Blood Echo (Burning Girl #2)(9)
He considers arguing with her but decides against it for two reasons. One, he’d then be guilty of the same thing he just gave Ed the boot for doing. Two, she’s right.
“Touché,” Cole mutters.
“A suggestion from your lead scientist perhaps?”
Cole feels his chest tighten and the pit of his stomach go cold.
“We will never solicit suggestions, tips, or advice of any kind from Noah Turlington when it comes to you and your psychological well-being. And I can assure you, he’s not present in this room right now, nor will he ever be.”
“Noah, huh?” she says. “Not Dylan?”
“A condition of his reemployment is that he’s to use his birth name at all times.”
“You call me by the name I picked.”
“You’ve earned the right,” Cole says. “He’s done quite the opposite.”
It never occurred to Cole that Charlotte might assume Noah would be present in the control room. Maybe that explains her quick temper with Ed. Or maybe it’s the fact she’s about to do something no human being should be able to do, and for the second time in five months.
The baby-faced male tech says, “Her TruGlass feed’s coming online.”
A few seconds later, a previously dark screen lights up with a jerking point of view on the cargo bay of a container truck that’s been soundproofed and carpeted. There are several flashes of darkness—blinks, Cole realizes—then a few glimpses of Charley’s ground team members scuttling to get out of her eye line. Costume racks flash across the screen, then a vanity and makeup table.
She takes a seat, and a second later, thanks to a prototype on loan to their operation from a family friend, Charlotte Rowe is staring into the mirror—and directly at everyone in the control center—by way of a pair of contact lenses that broadcast crystal-clear images of everything their wearer sees via an encrypted satellite connection.

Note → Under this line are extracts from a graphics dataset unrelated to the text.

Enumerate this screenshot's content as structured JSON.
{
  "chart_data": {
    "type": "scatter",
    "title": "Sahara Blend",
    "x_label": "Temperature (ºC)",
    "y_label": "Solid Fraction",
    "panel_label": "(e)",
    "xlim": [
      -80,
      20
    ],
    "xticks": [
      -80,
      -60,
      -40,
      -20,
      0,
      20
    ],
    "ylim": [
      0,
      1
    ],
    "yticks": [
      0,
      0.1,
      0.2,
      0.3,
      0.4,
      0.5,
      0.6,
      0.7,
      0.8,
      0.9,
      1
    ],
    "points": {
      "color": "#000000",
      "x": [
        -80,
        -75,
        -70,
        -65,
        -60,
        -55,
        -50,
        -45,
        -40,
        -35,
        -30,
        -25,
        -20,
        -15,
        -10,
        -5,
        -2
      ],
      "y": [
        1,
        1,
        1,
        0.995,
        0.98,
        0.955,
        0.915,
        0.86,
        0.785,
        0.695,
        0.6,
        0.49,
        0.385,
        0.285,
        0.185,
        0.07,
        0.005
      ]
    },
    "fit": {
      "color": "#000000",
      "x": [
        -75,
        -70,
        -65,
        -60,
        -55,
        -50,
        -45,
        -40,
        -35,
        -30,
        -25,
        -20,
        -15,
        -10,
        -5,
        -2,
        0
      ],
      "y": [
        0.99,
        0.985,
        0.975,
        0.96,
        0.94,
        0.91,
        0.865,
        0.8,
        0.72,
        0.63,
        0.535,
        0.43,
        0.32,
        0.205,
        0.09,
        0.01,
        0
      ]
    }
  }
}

The costuming job is perfect.
It helps that Charlotte lost fifteen pounds for tonight’s performance, introducing sharp angles to her face that suggest the first stages of a serious drug habit. Her eye makeup’s so heavy a john will assume she’s trying to hide dark circles or a full-on black eye left by a vicious pimp. But it’s what they’ve done to her hair that Cole finds most striking. He figured they’d opt for some shiny costume wig. Instead, they’ve thinned out Charlotte’s actual hair unevenly and then sprayed it down so that it looks like she’s been clawing at her scalp for days and is just now trying to hide it with some cheap hairspray.
Cole’s only direction to the ground team was to costume her in keeping with the other missing women. And apparently that’s exactly what they’ve done. Charlotte Rowe, a healthy, fresh-faced twentysomething, has been turned into the kind of haunted, prematurely aging streetwalker you’d see in a grainy black-and-white photo shot by a photojournalist.
“Well?” Charley asks.
“I think we’re good,” he answers.
As soon as it’s out of his mouth, he expects her to make a biting remark about his inappropriate use of the word good. Instead, she gives him a thumbs-up, suggesting she considers the two of them teammates.
For now, at least.
“Cole?”
“Yes, Charley.”
“How’d you find this guy?”
The same question that encouraged him to kick Ed out of the room.
With her, he doesn’t have the same luxury.
“Trust me,” Cole says, “he’s a bad, bad man.”
It takes her a second to grasp the significance of his last four words. They’re the same ones Charlotte said to Frederick Pemberton five months earlier, right before she squeezed his right hand hard enough to crush every bone in it.
The stern look she gives him doesn’t quite indicate trust.
But it doesn’t indicate a desire to quit, either.
6
It’s cold out, but Charlotte’s grateful for it. She’s been practicing the symptoms of drug withdrawal for weeks now. The shivers are the hardest to fake. Now she won’t have to.
Her pantyhose are new, but they’ve got precisely placed runs made by a razor blade, so they do little to protect her legs from the damp chill. The tiny jacket they’ve put her in—dark denim, stained with cigarette smoke and some dabs of spilled beer—barely covers her lower back, much less her butt.
As for the rest of her outfit, maybe it’s a skirt. Maybe it’s shorts. Maybe it’s that thing they call a skort. She doesn’t care, so long as she doesn’t stick out from the other women working Aurora Avenue North.
It’s not her first time in Seattle. Her father made her do a couple of public appearances here as a girl. But it’s her first time in this part of town, a desolate stretch of urban eyesores that prostitutes and law enforcement call a track, a place where motorists can still summon a streetwalker to their car window with a wave.
In this digital-driven era, when sexual connections both legal and not so legal can be made at the press of a button, only the most desperate sex workers still prowl the streets—the ones who move from payment for services rendered to their latest fix with the speed of basketball players crossing a court.
This is the group Richard Davies has been targeting for three years.